En intitulant son ouvrage Dusapin - Le second style ou l’intonation, Jacques Amblard n’entendait pas livrer une biographie non plus qu’une introduction grand public à l’art d’un des compositeurs français vivants les plus joués au monde, mais une étude ciblée. Celle-ci porte sur la deuxième manière du maître (grosso modo les œuvres écrites dans les années 1990), passée au tamis de la notion d’intonation.


La réduction sur une période donnée, le lexique sinon indigeste du moins jargonneur, auxquels s’ajoute l’arsenal de notes en fin de volume (il est vrai précis et irrépréhensible), pourraient dissuader; on songe à cette saillie célèbre de Julien Gracq à l’encontre des analystes et critiques littéraires: «Que dire à ces gens qui, croyant posséder une clef, n’ont de cesse qu’ils aient disposé votre œuvre en forme de serrure?»


Aussi s’autorisera-t-on à sauter sans repentir les «Préliminaires» intitulés «Vers une analyse musicale de l’intonation» pour commencer l’étude proprement dite. De la pelote de «l’intonationnisme», Jacques Amblard tire le fil de réflexions pénétrantes où se mêlent philosophie, linguistique et musicologie. Cette démarche interdisciplinaire, loin de figer l’objet de son étude, offre au contraire l’avantage de l’appréhender par le truchement de plusieurs segments, étant «entendu» que «la musique de Dusapin échappe aux systèmes d’analyse».

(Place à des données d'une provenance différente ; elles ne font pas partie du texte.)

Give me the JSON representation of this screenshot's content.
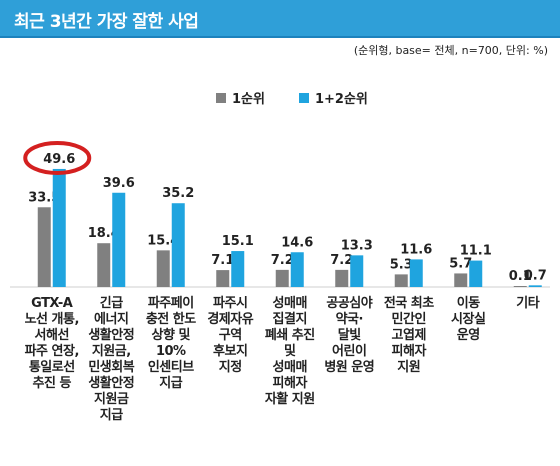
{
  "header": {
    "title": "최근 3년간 가장 잘한 사업"
  },
  "note": "(순위형, base= 전체, n=700, 단위: %)",
  "colors": {
    "series1": "#808080",
    "series2": "#1fa4df",
    "highlight": "#d42020",
    "title_bar": "#2f9fd8"
  },
  "chart_data": {
    "type": "bar",
    "categories": [
      "GTX-A\n노선 개통,\n서해선\n파주 연장,\n통일로선\n추진 등",
      "긴급\n에너지\n생활안정\n지원금,\n민생회복\n생활안정\n지원금\n지급",
      "파주페이\n충전 한도\n상향 및\n10%\n인센티브\n지급",
      "파주시\n경제자유\n구역\n후보지\n지정",
      "성매매\n집결지\n폐쇄 추진\n및\n성매매\n피해자\n자활 지원",
      "공공심야\n약국·\n달빛\n어린이\n병원 운영",
      "전국 최초\n민간인\n고엽제\n피해자\n지원",
      "이동\n시장실\n운영",
      "기타"
    ],
    "series": [
      {
        "name": "1순위",
        "values": [
          33.5,
          18.4,
          15.4,
          7.1,
          7.2,
          7.2,
          5.3,
          5.7,
          0.1
        ]
      },
      {
        "name": "1+2순위",
        "values": [
          49.6,
          39.6,
          35.2,
          15.1,
          14.6,
          13.3,
          11.6,
          11.1,
          0.7
        ]
      }
    ],
    "ylim": [
      0,
      50
    ],
    "grid": false,
    "legend_position": "top",
    "highlight": {
      "category_index": 0,
      "series_index": 1,
      "style": "red ellipse around value"
    }
  }
}
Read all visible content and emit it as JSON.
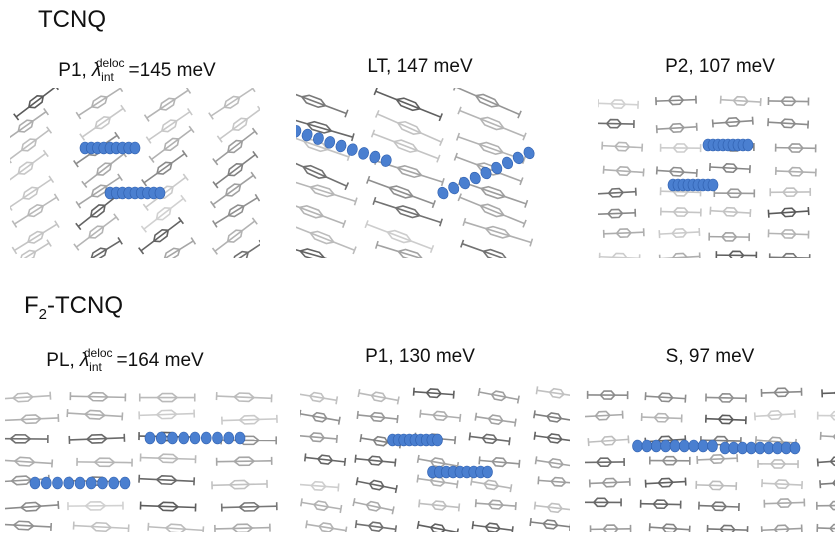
{
  "sections": [
    {
      "title": {
        "text": "TCNQ"
      },
      "panels": [
        {
          "label": {
            "prefix": "P1,",
            "symbol": "λ",
            "sub": "int",
            "sup": "deloc",
            "suffix": "=145 meV"
          }
        },
        {
          "label": {
            "text": "LT, 147 meV"
          }
        },
        {
          "label": {
            "text": "P2, 107 meV"
          }
        }
      ]
    },
    {
      "title": {
        "text": "F",
        "sub": "2",
        "rest": "-TCNQ"
      },
      "panels": [
        {
          "label": {
            "prefix": "PL,",
            "symbol": "λ",
            "sub": "int",
            "sup": "deloc",
            "suffix": "=164 meV"
          }
        },
        {
          "label": {
            "text": "P1, 130 meV"
          }
        },
        {
          "label": {
            "text": "S, 97 meV"
          }
        }
      ]
    }
  ]
}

Tandis que, dans la première période (qualifiée de «Xénakienne»), prévalent les micro-intervalles et les textures «néo-expressionnistes», la deuxième voit émerger certaines lignes de force que cristallise le cycle des Solos pour orchestre: «une pensée horizontale qui l’amène à personnifier, unifier une masse d’instruments hétérogènes en "une seule voix"» avec, pour corolaire, «une modalité restreinte» et le surgissement adventice de la tonalité, «incursion inopinée au sein de l’intonationnisme atonal».


Cela amène l’auteur à souligner l’originalité de la démarche de Dusapin. Une démarche qui n’appartient à aucune école et qui se refuse à élaborer une esthétique – laquelle serait parfaitement étrangère à son idiosyncrasie – avant de conclure, dans les pages sans doutes les plus inspirées du livre, que le compositeur de To be sung renoue avec la période située entre la fin du XVIe et celle du XVIIIe siècle où les musiciens «...ont placé sciemment la traduction de la parole en musique au centre de leur langage».


Si l’écoute de l’œuvre – réputée à juste titre accessible – de Pascal Dusapin demeure naturellement la meilleure porte d’entrée à son univers, l’essai de Jacques Amblard donnera au lecteur téméraire quelques outils analytiques afin d’en saisir la singularité.